Le Seaside Ride No. 2 marquera Rerik du 12 au 14 juin 2026. Arrivée le vendredi soir, baignade commune dans la mer Baltique, sauna, musique live, petites discussions avec des professionnels du cyclisme - la détente et la décélération sont des éléments clés du festival. Le samedi, c'est la course. "L'année dernière, un tour de route a été demandé, c'est pourquoi nous l'avons ajouté au programme, en plus de la sortie Gravel", explique Greipel, l'une des principales nouveautés de cette nouvelle édition. De plus, il y aura un tour pour les bambins. L'entrée est gratuite pour les enfants pendant tout le week-end. L'aspect familial est un autre thème central. Et même au-delà, l'équipe organisatrice essaie d'emmener tout le monde avec elle. "Bien sûr, pour des raisons d'équité, nous devons prévoir quelques contenus exclusifs. Mais le salon du cyclisme, les concerts - tout le monde peut les prendre, il n'est pas nécessaire de participer à la course et de payer pour cela", explique Mannweiller. "Le site du festival est ouvert à tous".
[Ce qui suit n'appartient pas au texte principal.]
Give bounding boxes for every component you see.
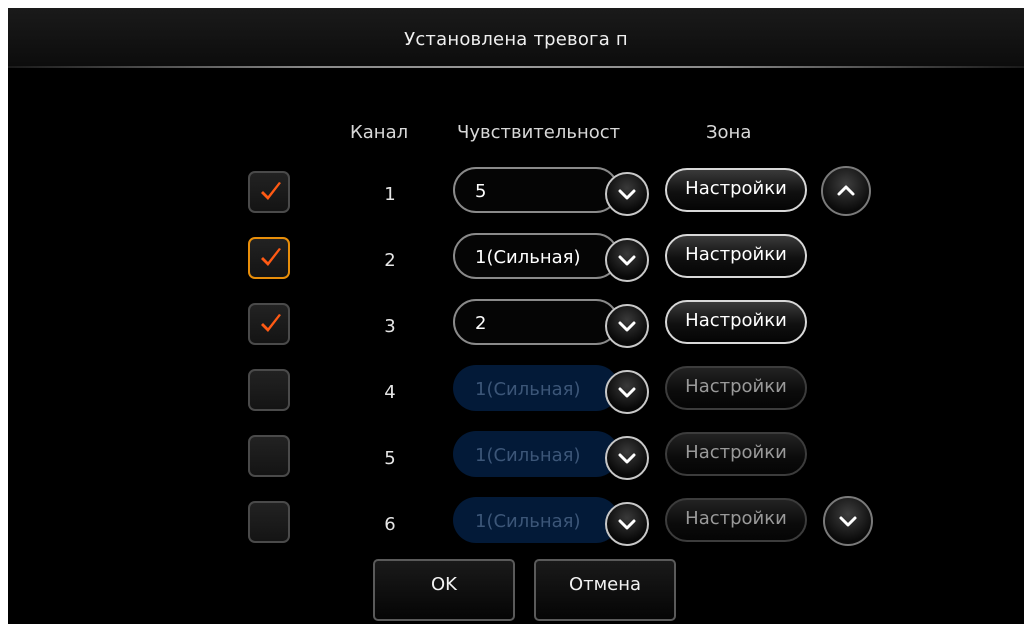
channel-3-number: 3 [384,316,396,337]
chevron-up-icon [837,185,855,196]
scroll-up-button[interactable] [821,166,871,216]
checkmark-icon [261,314,281,332]
chevron-down-icon [618,321,636,332]
header-sensitivity: Чувствительност [457,122,621,143]
channel-5-sensitivity-value: 1(Сильная) [475,445,581,466]
channel-4-number: 4 [384,382,396,403]
title-divider [8,66,1024,68]
channel-2-sensitivity-value: 1(Сильная) [475,247,581,268]
checkmark-icon [261,248,281,266]
channel-5-number: 5 [384,448,396,469]
chevron-down-icon [618,387,636,398]
channel-2-checkbox[interactable] [248,237,290,279]
channel-2-zone-settings-button[interactable]: Настройки [665,234,807,278]
channel-4-checkbox[interactable] [248,369,290,411]
channel-6-sensitivity-dropdown[interactable] [605,502,649,546]
channel-3-sensitivity-value: 2 [475,313,487,334]
channel-1-checkbox[interactable] [248,171,290,213]
scroll-down-button[interactable] [823,496,873,546]
chevron-down-icon [618,255,636,266]
channel-5-zone-settings-button[interactable]: Настройки [665,432,807,476]
cancel-button[interactable]: Отмена [534,559,676,621]
ok-button[interactable]: OK [373,559,515,621]
channel-1-sensitivity-dropdown[interactable] [605,172,649,216]
channel-4-sensitivity-value: 1(Сильная) [475,379,581,400]
channel-3-sensitivity-select[interactable]: 2 [453,299,619,345]
channel-3-sensitivity-dropdown[interactable] [605,304,649,348]
header-channel: Канал [350,122,409,143]
channel-4-sensitivity-select[interactable]: 1(Сильная) [453,365,619,411]
channel-5-sensitivity-select[interactable]: 1(Сильная) [453,431,619,477]
motion-alarm-dialog: Установлена тревога п Канал Чувствительн… [8,8,1024,624]
chevron-down-icon [839,516,857,527]
channel-6-checkbox[interactable] [248,501,290,543]
channel-2-sensitivity-select[interactable]: 1(Сильная) [453,233,619,279]
dialog-title: Установлена тревога п [404,29,628,50]
header-zone: Зона [706,122,752,143]
channel-4-zone-settings-button[interactable]: Настройки [665,366,807,410]
channel-6-zone-settings-button[interactable]: Настройки [665,498,807,542]
chevron-down-icon [618,453,636,464]
checkmark-icon [261,182,281,200]
channel-6-sensitivity-value: 1(Сильная) [475,511,581,532]
channel-1-sensitivity-select[interactable]: 5 [453,167,619,213]
channel-1-sensitivity-value: 5 [475,181,487,202]
channel-5-checkbox[interactable] [248,435,290,477]
chevron-down-icon [618,189,636,200]
channel-3-checkbox[interactable] [248,303,290,345]
channel-1-zone-settings-button[interactable]: Настройки [665,168,807,212]
chevron-down-icon [618,519,636,530]
channel-2-sensitivity-dropdown[interactable] [605,238,649,282]
channel-4-sensitivity-dropdown[interactable] [605,370,649,414]
channel-6-number: 6 [384,514,396,535]
channel-2-number: 2 [384,250,396,271]
channel-5-sensitivity-dropdown[interactable] [605,436,649,480]
channel-1-number: 1 [384,184,396,205]
channel-3-zone-settings-button[interactable]: Настройки [665,300,807,344]
dialog-titlebar: Установлена тревога п [8,8,1024,68]
channel-6-sensitivity-select[interactable]: 1(Сильная) [453,497,619,543]
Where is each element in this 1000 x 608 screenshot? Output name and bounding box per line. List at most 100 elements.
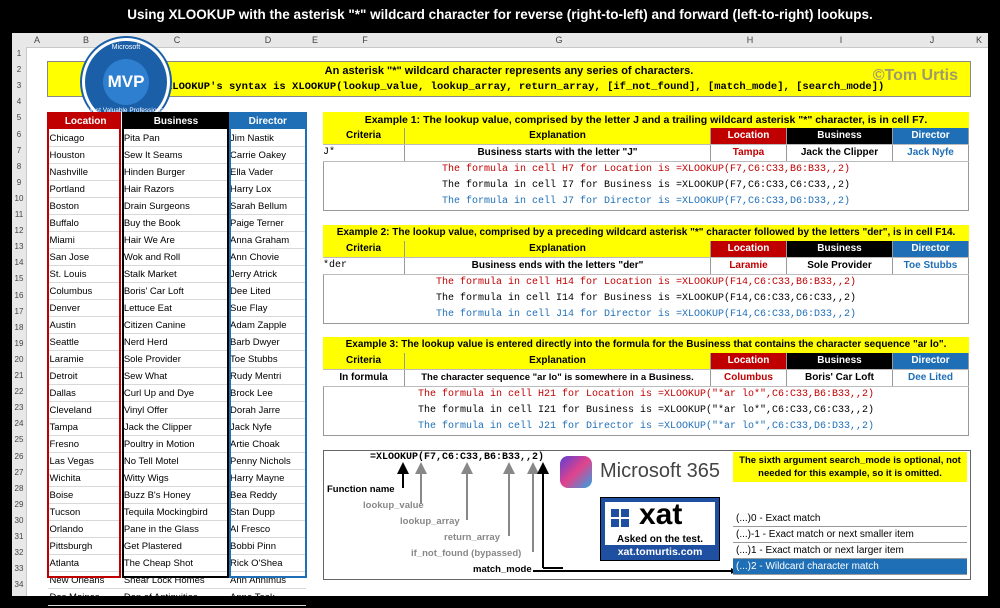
column-header-f[interactable]: F [324, 33, 406, 47]
director-cell[interactable]: Dorah Jarre [228, 401, 306, 419]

Lorsque les sportifs, envoyés en petits groupes et accompagnés par des "airtikussen" - des dépanneurs équipés de chambres à air et de pompes à air - sont rentrés, il est temps de faire du yoga ou d'aller au cinéma. Le fabricant de vélos Rose présente son film de bikepacking "Explore Freedom" avec Marcel Kittel, qui n'est sinon visible qu'à certaines dates dans quelques villes. Pour ceux qui ont tout de même besoin d'un peu de compétition, il y aura ensuite un concours d'ergomètre et une cérémonie de remise des prix qui désignera les plus rapides sur certains segments Strava des sorties. "Nous ne voulons ni gagnants ni perdants, mais ce genre d'événement permet de créer de l'ambiance sur le site", explique Mannweiller. Et celle-ci devrait durer encore longtemps, jusqu'à la nuit. "C'est une fête et du sport. Bien sûr, nous ne voulons pas de beuverie ici. On peut aussi le faire avec style".
Le dimanche, un petit déjeuner en commun, un peu de sport et le dernier tour de tolérance. "C'est effectivement une nouvelle déclaration politique. Nous ne voulons dire à personne comment il doit penser, mais ce qui est un problème de société, c'est la tolérance", explique Mannweiller. "Et là, nous allons simplement faire le tour de la localité avec tous ceux qui peuvent s'identifier au fait qu'on leur laisse leur opinion et surtout qu'on les respecte, tant qu'il ne s'agit pas d'un cours anticonstitutionnel".
Ensuite, les chemins se séparent. "Nous sommes heureux que tous ceux qui viennent ici repartent béats et détendus, les jambes fatiguées", espère Greipel. "Avec un meilleur sentiment. Et peut-être aussi en se demandant si le chemin que l'on a emprunté est le bon. Mais dans tous les cas, notre ambition est que chacun rentre chez lui avec un meilleur moral. Je pense que c'est important à l'heure actuelle".